A quick explanation: When you load a document on your computer, it is copied from the hard drive to RAM and while open is kept in Memory for quick access. When you hit save the data is put back on the hard drive. (This is why you loose all your changes to a document when the computer crashes and you haven’t saved your changes. NOTE: Press CTRL-S every few minutes to save your changes, you’ll never regret it!)
If you did not have RAM, your computer would be substantially slower waiting for the Hard Drive. RAM only stores information while it has power, everything in Memory is lost when you reboot or power down your computer. It does not play any part in the long-term storage of your data, that is the Hard Drives (aka HDD or SSD) job.
More Memory does not always mean a faster computer.
It is important to size the RAM properly for your application. If your computer is for “everyday activities” like web browsing, basic office applications and you will have only a few things open at the same time 4 GB of RAM would be sufficient.
If you are a “power user or business user” or have many applications open at once 8-16GB of RAM would be good.
Finally if you are doing lots of graphics design, video work, virtualization or running the latest computer games, you probably need 16-32GB and in some rare occasions possibly more. This also applies for Servers, again 16-32GB should be enough, unless your using virtualization or running a server for very large work loads.
Your computer will only use what it needs, so if you have a computer with 4GB of RAM and only run a web browser, adding an additional 4GB of RAM will make no performance difference at all.

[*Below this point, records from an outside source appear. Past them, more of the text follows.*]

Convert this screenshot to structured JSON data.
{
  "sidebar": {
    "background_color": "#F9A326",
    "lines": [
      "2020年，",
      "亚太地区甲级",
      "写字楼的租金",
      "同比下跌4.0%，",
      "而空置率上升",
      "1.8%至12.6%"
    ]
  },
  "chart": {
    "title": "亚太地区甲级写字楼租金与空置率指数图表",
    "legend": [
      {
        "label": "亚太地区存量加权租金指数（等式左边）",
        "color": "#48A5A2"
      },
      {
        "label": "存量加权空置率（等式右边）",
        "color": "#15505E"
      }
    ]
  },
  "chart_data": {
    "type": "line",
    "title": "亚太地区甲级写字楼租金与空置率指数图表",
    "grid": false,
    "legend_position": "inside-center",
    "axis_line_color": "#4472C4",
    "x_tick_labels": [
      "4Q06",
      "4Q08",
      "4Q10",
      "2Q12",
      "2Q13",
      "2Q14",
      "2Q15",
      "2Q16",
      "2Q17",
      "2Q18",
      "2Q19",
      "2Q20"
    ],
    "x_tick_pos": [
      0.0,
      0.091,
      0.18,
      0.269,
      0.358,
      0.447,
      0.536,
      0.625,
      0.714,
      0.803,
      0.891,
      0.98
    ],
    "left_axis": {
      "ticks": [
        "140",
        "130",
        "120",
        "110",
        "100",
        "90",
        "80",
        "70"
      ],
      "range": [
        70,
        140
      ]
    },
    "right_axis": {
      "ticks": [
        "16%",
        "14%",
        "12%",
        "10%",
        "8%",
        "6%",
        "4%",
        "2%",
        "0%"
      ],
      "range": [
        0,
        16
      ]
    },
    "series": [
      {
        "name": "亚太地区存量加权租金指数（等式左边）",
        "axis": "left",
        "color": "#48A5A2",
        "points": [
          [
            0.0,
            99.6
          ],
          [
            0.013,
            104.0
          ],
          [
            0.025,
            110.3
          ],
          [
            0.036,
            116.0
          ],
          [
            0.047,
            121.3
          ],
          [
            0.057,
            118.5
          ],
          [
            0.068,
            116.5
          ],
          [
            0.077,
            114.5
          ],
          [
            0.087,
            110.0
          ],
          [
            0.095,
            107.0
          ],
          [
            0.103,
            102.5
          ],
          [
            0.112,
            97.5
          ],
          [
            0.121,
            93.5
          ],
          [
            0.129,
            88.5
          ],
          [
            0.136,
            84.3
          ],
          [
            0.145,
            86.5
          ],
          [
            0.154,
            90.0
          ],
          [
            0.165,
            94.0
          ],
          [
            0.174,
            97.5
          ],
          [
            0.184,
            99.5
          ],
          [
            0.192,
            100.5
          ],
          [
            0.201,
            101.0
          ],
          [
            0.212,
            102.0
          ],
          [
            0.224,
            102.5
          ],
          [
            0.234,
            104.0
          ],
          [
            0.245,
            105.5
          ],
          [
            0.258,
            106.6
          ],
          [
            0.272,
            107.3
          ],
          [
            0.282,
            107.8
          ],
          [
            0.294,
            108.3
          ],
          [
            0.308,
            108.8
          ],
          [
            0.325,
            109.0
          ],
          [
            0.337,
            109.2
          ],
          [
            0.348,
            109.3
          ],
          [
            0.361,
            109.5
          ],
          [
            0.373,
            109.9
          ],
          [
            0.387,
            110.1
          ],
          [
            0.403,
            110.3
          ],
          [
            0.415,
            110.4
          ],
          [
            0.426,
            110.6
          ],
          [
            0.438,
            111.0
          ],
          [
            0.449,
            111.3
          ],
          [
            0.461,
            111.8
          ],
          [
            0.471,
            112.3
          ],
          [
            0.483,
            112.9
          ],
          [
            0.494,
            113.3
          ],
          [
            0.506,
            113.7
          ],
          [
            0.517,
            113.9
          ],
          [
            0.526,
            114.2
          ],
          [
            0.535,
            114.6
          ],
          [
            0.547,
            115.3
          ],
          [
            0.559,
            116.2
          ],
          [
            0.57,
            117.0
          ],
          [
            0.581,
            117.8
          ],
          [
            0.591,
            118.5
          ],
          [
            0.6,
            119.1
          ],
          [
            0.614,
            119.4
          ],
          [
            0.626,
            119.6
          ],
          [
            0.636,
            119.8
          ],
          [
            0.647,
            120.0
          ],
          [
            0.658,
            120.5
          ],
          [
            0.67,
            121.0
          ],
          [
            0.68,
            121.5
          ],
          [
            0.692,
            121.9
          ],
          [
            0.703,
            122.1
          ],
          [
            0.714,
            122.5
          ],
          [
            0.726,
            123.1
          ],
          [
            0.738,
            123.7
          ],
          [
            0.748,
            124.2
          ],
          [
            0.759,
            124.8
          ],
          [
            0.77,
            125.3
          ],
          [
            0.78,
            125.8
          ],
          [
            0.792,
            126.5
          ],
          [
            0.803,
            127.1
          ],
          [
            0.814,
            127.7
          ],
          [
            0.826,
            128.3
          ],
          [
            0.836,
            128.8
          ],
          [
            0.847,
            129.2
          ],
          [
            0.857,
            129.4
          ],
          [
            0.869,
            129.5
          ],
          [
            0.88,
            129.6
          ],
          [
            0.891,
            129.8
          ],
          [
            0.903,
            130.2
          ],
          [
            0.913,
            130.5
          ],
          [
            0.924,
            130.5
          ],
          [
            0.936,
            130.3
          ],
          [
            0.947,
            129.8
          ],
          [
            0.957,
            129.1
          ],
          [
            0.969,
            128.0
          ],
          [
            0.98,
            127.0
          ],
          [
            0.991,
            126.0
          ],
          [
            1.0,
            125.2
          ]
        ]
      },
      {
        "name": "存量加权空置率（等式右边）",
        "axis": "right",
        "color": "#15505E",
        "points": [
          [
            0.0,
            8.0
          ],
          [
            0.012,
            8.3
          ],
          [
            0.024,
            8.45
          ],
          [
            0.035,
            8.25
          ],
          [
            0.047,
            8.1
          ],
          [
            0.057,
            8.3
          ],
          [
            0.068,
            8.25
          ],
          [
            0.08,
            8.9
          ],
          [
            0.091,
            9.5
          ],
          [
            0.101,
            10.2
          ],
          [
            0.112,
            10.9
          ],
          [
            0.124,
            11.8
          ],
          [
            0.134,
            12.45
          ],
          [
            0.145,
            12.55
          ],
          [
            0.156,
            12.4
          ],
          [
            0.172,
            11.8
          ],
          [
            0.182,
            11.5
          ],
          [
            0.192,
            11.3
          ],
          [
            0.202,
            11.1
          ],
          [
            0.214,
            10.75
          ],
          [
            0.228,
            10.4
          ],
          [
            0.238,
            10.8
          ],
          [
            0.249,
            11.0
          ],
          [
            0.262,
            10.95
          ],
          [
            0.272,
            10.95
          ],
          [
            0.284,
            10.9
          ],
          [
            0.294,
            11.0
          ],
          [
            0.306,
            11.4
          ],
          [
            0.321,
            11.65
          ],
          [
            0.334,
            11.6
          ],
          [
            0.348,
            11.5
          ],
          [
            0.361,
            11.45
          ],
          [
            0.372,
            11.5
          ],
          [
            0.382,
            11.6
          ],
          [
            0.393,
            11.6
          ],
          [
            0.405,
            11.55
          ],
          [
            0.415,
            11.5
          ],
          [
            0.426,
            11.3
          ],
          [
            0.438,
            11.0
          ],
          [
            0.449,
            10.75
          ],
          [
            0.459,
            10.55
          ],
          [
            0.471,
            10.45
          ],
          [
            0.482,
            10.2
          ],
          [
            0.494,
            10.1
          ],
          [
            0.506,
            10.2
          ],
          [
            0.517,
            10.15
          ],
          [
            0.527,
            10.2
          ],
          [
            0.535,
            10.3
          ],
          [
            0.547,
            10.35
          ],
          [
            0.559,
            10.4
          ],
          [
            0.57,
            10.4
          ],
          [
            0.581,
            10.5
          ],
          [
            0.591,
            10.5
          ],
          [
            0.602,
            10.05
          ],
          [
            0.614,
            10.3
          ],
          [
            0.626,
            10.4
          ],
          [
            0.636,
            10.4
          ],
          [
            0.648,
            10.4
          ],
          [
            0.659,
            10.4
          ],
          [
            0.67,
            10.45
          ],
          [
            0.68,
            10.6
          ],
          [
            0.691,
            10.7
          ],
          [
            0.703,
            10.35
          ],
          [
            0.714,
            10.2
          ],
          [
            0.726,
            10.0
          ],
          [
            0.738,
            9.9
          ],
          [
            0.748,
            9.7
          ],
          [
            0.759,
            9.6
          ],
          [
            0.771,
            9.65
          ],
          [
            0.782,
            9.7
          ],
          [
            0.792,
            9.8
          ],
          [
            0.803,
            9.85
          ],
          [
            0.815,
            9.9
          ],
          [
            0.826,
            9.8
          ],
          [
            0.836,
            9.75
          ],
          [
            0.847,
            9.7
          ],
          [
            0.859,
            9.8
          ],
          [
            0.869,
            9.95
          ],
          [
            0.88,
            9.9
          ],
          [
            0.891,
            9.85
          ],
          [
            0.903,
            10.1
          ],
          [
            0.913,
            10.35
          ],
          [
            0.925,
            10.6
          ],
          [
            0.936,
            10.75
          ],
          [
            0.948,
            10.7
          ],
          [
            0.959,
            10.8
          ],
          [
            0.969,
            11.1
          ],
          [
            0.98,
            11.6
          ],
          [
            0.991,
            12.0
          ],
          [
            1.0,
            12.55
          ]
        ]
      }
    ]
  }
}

Video and Computer Memory (RAM)
All computers have both video and General purpose RAM. Some use separate memory and some use the general purpose Memory for video processing. Video RAM is used specifically for display and video processing. Most lower end computers will use shared memory, this can drastically reduce your computers performance by limiting the amount of general purpose RAM available. Especially in computers with smaller amounts of total RAM. General Purpose Memory is also slower then Video RAM. This is one reason why add-on Graphics cards are expensive, but important for computers doing image, video or gaming tasks.